Der Landtagsabgeordnete sieht dringenden Sanierungsbedarf bei den Staatsstraßen - auch im Kreis Cham.

“Über die Hälfte der Staatsstraßen in der Oberpfalz sind in einem bedenklichen Zustand”, sagt der Freie-Wähler-Landtagsabgeordnete Dr. Karl Vetter aus Cham. Die Daten der aktuellen Zustandserfassung- und Bewertung (ZEB), dem standardisierten Bewertungsverfahren für den Fahrbahnzustand, zeigten dies in aller Deutlichkeit, bewertet Vetter die ihm vorliegenden Zahlen des bayerischen Verkehrsministeriums.

Seit der letzten Erhebung habe sich der Anteil guter Strecken zwar insgesamt verbessert, meint Vetter, dennoch zeige sich immer noch ein riesiger Sanierungsbedarf: Knapp 22 Prozent der Staatsstraßen im Regierungsbezirk fallen laut ZEB bereits in die Warnwert-Kategorie, die eine intensive Beobachtung des Zustands erforderlich macht.

Noch schlimmer sei der Zustand bei rund 36 Prozent der Wege, die in die Schwellenwert-Kategorie fallen, denn dort seien sogar bauliche oder verkehrsbeschränkende Maßnahmen erforderlich. “Wir sprechen hier bereits heute von über 1000 Kilometern an kurz- bis mittelfristig sanierungsbedürftigen Straßen.

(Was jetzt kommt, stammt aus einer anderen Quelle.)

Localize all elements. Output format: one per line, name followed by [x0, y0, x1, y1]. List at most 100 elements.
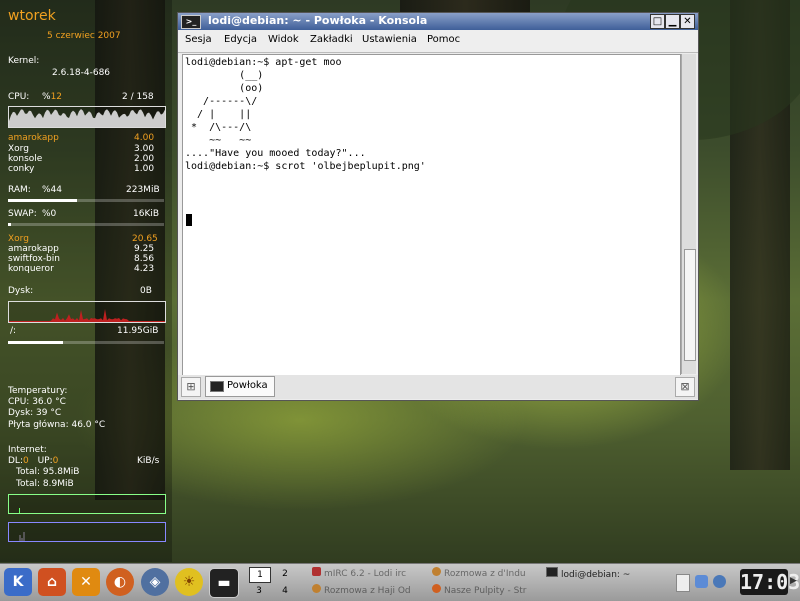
mem-top-2-name: amarokapp — [8, 244, 59, 254]
network-icon[interactable] — [695, 575, 708, 588]
cpu-percent-value: 12 — [50, 92, 63, 102]
desktop-2[interactable]: 2 — [275, 567, 295, 581]
terminal-scrollbar[interactable] — [681, 54, 696, 374]
net-total-dl: Total: 95.8MiB — [16, 467, 80, 477]
kernel-value: 2.6.18-4-686 — [52, 68, 111, 78]
tab-label: Powłoka — [227, 380, 268, 391]
task-mirc-label: mIRC 6.2 - Lodi irc — [324, 569, 407, 579]
task-konsole-label: lodi@debian: ~ — [561, 570, 631, 580]
cpu-percent-sign: % — [42, 92, 51, 102]
terminal-area[interactable]: lodi@debian:~$ apt-get moo (__) (oo) /--… — [182, 54, 681, 376]
close-session-button[interactable]: ⊠ — [675, 377, 695, 397]
menu-pomoc[interactable]: Pomoc — [427, 34, 460, 45]
menu-sesja[interactable]: Sesja — [185, 34, 212, 45]
digital-clock[interactable]: 17:03 — [740, 569, 800, 595]
net-dl-label: DL: — [8, 456, 23, 466]
net-up-graph — [8, 522, 166, 542]
kmenu-icon[interactable]: K — [4, 568, 32, 596]
mem-top-1-name: Xorg — [8, 234, 29, 244]
konsole-window[interactable]: >_ lodi@debian: ~ - Powłoka - Konsola ▁ … — [177, 12, 699, 401]
sun-icon[interactable]: ☀ — [175, 568, 203, 596]
task-chat-1-label: Rozmowa z d'Indu — [444, 569, 526, 579]
net-rates: DL:0 UP:0 — [8, 456, 58, 466]
temp-disk: Dysk: 39 °C — [8, 408, 62, 418]
minimize-button[interactable]: ▁ — [665, 14, 680, 29]
terminal-icon[interactable]: ▬ — [209, 568, 239, 598]
task-chat-2-label: Rozmowa z Haji Od — [324, 586, 411, 596]
conky-day: wtorek — [8, 8, 56, 24]
task-chat-2[interactable]: Rozmowa z Haji Od — [312, 584, 430, 599]
menu-ustawienia[interactable]: Ustawienia — [362, 34, 417, 45]
root-fs-bar — [8, 341, 164, 344]
menu-widok[interactable]: Widok — [268, 34, 299, 45]
desktop-3[interactable]: 3 — [249, 584, 269, 598]
disk-value: 0B — [140, 286, 152, 296]
home-icon[interactable]: ⌂ — [38, 568, 66, 596]
desktop-1[interactable]: 1 — [249, 567, 271, 583]
panel-arrow-icon[interactable]: ▶ — [790, 576, 798, 588]
ram-bar — [8, 199, 164, 202]
menu-zakladki[interactable]: Zakładki — [310, 34, 353, 45]
mem-top-3-name: swiftfox-bin — [8, 254, 60, 264]
root-fs-label: /: — [10, 326, 17, 336]
temp-board: Płyta główna: 46.0 °C — [8, 420, 106, 430]
root-fs-bar-fill — [8, 341, 63, 344]
konsole-task-icon — [546, 567, 558, 577]
mem-top-2-value: 9.25 — [134, 244, 155, 254]
temp-label: Temperatury: — [8, 386, 68, 396]
net-unit: KiB/s — [137, 456, 160, 466]
mem-top-3-value: 8.56 — [134, 254, 155, 264]
klipper-icon[interactable] — [676, 574, 690, 592]
globe-tray-icon[interactable] — [713, 575, 726, 588]
scrollbar-thumb[interactable] — [684, 249, 696, 361]
mem-top-1-value: 20.65 — [132, 234, 158, 244]
disk-graph — [8, 301, 166, 323]
chat-icon — [432, 567, 441, 576]
task-mirc[interactable]: mIRC 6.2 - Lodi irc — [312, 567, 430, 582]
ram-percent: %44 — [42, 185, 63, 195]
tab-powloka[interactable]: Powłoka — [205, 376, 275, 397]
mem-top-4-name: konqueror — [8, 264, 54, 274]
cpu-top-2-name: Xorg — [8, 144, 29, 154]
swap-label: SWAP: — [8, 209, 37, 219]
globe-icon[interactable]: ◈ — [141, 568, 169, 596]
close-button[interactable]: ✕ — [680, 14, 695, 29]
task-browser-label: Nasze Pulpity - Str — [444, 586, 527, 596]
ram-label: RAM: — [8, 185, 31, 195]
tools-icon[interactable]: ✕ — [72, 568, 100, 596]
disk-label: Dysk: — [8, 286, 34, 296]
cpu-top-3-name: konsole — [8, 154, 43, 164]
swap-percent: %0 — [42, 209, 57, 219]
maximize-button[interactable]: □ — [650, 14, 665, 29]
kernel-label: Kernel: — [8, 56, 40, 66]
swap-bar — [8, 223, 164, 226]
cpu-top-2-value: 3.00 — [134, 144, 155, 154]
temp-cpu: CPU: 36.0 °C — [8, 397, 66, 407]
net-up-label: UP: — [37, 456, 53, 466]
terminal-cursor — [186, 214, 192, 226]
conky-system-monitor: wtorek 5 czerwiec 2007 Kernel: 2.6.18-4-… — [0, 0, 172, 562]
desktop-4[interactable]: 4 — [275, 584, 295, 598]
task-browser[interactable]: Nasze Pulpity - Str — [432, 584, 544, 599]
cpu-top-1-value: 4.00 — [134, 133, 155, 143]
new-session-button[interactable]: ⊞ — [181, 377, 201, 397]
net-label: Internet: — [8, 445, 47, 455]
terminal-tab-icon — [210, 381, 224, 392]
chat-icon — [312, 584, 321, 593]
cpu-graph — [8, 106, 166, 128]
cpu-top-4-name: conky — [8, 164, 35, 174]
mem-top-4-value: 4.23 — [134, 264, 155, 274]
task-konsole[interactable]: lodi@debian: ~ — [546, 567, 664, 582]
cpu-top-3-value: 2.00 — [134, 154, 155, 164]
browser-icon[interactable]: ◐ — [106, 568, 134, 596]
net-dl-value: 0 — [22, 456, 29, 466]
cpu-procs: 2 / 158 — [122, 92, 154, 102]
task-chat-1[interactable]: Rozmowa z d'Indu — [432, 567, 544, 582]
window-icon[interactable]: >_ — [181, 15, 201, 29]
menu-edycja[interactable]: Edycja — [224, 34, 257, 45]
ram-value: 223MiB — [126, 185, 160, 195]
window-titlebar[interactable]: >_ lodi@debian: ~ - Powłoka - Konsola ▁ … — [178, 13, 698, 30]
root-fs-value: 11.95GiB — [117, 326, 159, 336]
net-up-value: 0 — [52, 456, 59, 466]
cpu-top-1-name: amarokapp — [8, 133, 59, 143]
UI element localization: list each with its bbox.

Bei angenommenen 190 000 Euro pro Kilometer für einfache Sanierungsmaßnahmen belaufen sich die Kosten auf über 190 Millionen Euro - nur für die Oberpfalz. Investiert wurden im letzten Jahr aber nur 15 Millionen Euro, und die nächsten Jahre wird es wohl in dieser Größenordnung bleiben. Je kaputter eine Straße aber ist, desto teurer wird die Sanierung - bis hin zur Kompletterneuerung. Wenn die Staatsregierung deshalb weiterhin auf Verschleiß fährt, wird es schnell noch wesentlich teurer”, mahnt der Abgeordnete. Zum wiederholten Male hätten sich die Freien Wähler im Landtag deswegen für einen wesentlich höheren Finanzierungsansatz zur Erhaltung und Sanierung der Staatsstraßen eingesetzt, seien aber ebenso viele Male am Widerstand der CSU gescheitert.

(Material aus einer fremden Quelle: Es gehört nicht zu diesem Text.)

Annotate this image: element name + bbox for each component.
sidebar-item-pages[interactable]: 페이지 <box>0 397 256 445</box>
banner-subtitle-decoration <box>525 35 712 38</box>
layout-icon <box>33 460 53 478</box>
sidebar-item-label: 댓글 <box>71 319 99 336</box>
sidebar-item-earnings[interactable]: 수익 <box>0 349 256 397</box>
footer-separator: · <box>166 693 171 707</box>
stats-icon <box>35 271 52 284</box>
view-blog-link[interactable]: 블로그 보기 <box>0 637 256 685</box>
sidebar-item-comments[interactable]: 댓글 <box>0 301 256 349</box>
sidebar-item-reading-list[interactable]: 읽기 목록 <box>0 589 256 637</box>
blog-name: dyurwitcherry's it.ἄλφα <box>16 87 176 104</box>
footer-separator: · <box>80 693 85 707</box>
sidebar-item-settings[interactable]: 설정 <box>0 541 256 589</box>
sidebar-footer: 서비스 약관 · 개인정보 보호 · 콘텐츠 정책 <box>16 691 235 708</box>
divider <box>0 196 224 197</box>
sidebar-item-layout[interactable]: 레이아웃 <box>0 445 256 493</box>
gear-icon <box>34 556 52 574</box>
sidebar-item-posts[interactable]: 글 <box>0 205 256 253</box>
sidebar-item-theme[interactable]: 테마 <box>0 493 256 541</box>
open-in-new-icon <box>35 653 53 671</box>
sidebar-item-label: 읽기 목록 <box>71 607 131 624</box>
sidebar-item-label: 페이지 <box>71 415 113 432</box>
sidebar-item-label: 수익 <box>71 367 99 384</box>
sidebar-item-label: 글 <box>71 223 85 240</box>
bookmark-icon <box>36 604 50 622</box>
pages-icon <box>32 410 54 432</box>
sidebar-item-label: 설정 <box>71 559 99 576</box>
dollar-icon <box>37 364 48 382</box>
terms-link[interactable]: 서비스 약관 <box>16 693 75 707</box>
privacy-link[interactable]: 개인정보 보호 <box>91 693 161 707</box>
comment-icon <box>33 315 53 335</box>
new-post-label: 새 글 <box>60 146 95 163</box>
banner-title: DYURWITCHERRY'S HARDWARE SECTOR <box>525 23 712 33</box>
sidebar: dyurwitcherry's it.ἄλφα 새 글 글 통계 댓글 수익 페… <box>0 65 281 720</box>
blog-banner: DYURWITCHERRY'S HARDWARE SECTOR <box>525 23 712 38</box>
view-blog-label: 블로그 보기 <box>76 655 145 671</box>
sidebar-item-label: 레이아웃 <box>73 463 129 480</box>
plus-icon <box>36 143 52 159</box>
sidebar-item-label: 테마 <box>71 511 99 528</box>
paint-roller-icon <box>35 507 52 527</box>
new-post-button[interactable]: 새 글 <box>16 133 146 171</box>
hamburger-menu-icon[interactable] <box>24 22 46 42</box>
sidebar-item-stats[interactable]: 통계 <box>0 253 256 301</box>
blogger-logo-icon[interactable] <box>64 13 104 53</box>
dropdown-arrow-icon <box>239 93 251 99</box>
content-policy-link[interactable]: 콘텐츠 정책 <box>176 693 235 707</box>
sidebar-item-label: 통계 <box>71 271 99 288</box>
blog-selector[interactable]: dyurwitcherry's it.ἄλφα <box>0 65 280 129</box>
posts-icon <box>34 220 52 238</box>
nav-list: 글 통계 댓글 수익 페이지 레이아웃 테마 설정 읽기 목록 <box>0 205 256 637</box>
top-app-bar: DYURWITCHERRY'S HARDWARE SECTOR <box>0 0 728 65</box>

“Gerade im ländlichen Raum sind die überregionalen Straßenverbindungen für die individuelle Mobilität von zentraler Bedeutung. Die Menschen sind auf gut ausgebaute Straßen angewiesen, sei es bei der Fahrt zur Arbeit, zur Schule oder zum Einkaufen. Schlaglöcher, Spur- und Querrinnen oder kaputte Bankette sind nicht nur unangenehm, sondern ein Sicherheitsrisiko”, sagt der Landtagsabgeordnete.

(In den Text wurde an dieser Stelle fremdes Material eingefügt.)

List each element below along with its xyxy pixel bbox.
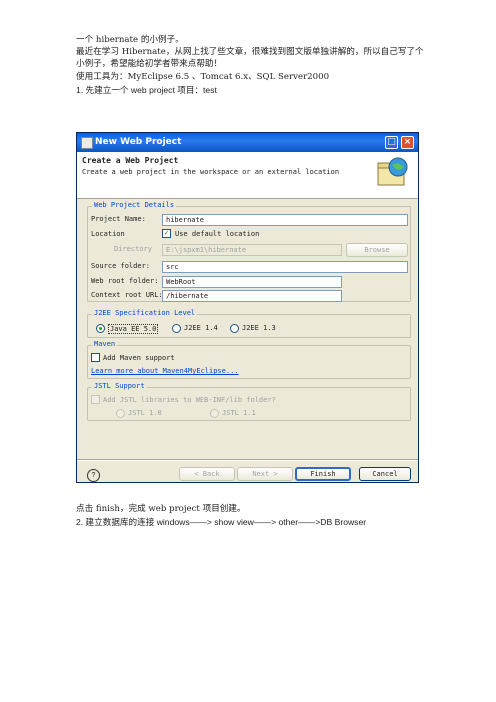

Schon deswegen sei es unverständlich, warum bei über 1000 Kilometern schadhafter Staatsstraßen für die Sanierung in diesem Jahr bislang nur 42 Kilometer vorgesehen und 2017 sogar nur 24 Kilometer wiederhergestellt worden seien. “Nicht zuletzt aufgrund der Verkehrssicherheit werden wir deswegen auch dieses Jahr bei den Haushaltsverhandlungen erneut auf ein höheres Finanzierungsvolumen drängen.”